Elevated myeloperoxidase (MPO) levels in patients with chronic kidney disease (CKD) are associated with increased susceptibility to disease progression but not to cardiovascular disease (CVD) and death, a recent study suggests.

The study used data from the Chronic Renal Insufficiency Cohort (CRIC) and included 3,872 participants who had MPO measured at baseline. Researchers performed Cox proportional hazards analysis to examine the effect of MPO on CKD progression (kidney transplantation, dialysis initiation, or 50-percent decline in baseline estimated glomerular filtration rate [eGFR] and eGFR ≤ 15 mL/min/1.73 m²), CVD (heart failure, myocardial infarction or stroke) and death.

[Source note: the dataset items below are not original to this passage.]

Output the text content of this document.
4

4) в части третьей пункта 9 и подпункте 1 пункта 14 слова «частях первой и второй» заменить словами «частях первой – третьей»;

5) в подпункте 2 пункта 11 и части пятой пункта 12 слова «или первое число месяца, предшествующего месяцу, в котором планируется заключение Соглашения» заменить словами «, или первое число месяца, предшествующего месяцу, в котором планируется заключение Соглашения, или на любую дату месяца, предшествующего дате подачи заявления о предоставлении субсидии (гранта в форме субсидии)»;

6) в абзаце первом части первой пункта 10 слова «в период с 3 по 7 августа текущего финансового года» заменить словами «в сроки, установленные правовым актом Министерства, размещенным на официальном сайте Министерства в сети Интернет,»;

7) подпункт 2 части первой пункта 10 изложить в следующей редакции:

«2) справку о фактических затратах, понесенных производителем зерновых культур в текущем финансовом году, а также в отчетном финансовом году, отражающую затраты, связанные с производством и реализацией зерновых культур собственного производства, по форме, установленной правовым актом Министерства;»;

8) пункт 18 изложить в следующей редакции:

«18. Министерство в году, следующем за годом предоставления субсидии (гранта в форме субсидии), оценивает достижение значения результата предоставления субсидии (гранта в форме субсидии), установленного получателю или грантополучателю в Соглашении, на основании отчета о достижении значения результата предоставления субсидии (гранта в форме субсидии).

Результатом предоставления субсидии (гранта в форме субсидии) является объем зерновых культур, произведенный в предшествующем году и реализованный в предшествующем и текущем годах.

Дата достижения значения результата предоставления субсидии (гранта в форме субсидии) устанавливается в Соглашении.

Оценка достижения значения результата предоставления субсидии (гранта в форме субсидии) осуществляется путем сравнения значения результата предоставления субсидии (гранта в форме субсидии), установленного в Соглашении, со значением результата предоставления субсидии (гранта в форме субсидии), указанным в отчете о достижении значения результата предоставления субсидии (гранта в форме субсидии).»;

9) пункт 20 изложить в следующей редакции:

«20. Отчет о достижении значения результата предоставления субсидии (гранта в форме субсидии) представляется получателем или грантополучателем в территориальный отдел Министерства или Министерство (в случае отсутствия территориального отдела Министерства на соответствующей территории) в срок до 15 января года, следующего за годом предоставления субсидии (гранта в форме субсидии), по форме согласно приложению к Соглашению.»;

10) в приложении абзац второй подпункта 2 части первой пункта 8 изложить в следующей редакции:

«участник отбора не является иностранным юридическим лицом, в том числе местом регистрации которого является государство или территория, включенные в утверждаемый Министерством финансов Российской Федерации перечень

In multivariable models, higher MPO level (per 1-standard deviation [SD] increase in log-transformed MPO) conferred a 10–13-percent increase in the risks of CKD progression (adjusted hazard ratio [HR], 1.10, 95 percent confidence interval [CI], 1.01–1.19; p=0.03), CVD (adjusted HR, 1.12, 95 percent CI, 1.03–1.22; p<0.01) and death (adjusted HR, 1.13, 95 percent CI, 1.04–1.22; p<0.01).

Of note, baseline eGFR appeared to modify the association of MPO level with CKD progression (p-interaction=0.02) but not with CVD (p-interaction=0.2) or death (p-interaction=0.1). Stratified analyses revealed MPO level to be correlated with greater risk of CKD progression among participants with eGFR >45 mL/min/1.73 m² (adjusted HR, 1.23, 95 percent CI, 1.03–1.46; p=0.02) than those with eGFR ≤45 mL/min/1.73 m² (adjusted HR, 1.10, 95 percent CI, 1.02–1.20; p=0.02). The associations for CVD and death were no longer significant following adjustment for cardiac biomarkers.

The study was limited by potential residual confounding due to lack of repeated measurements of MPO.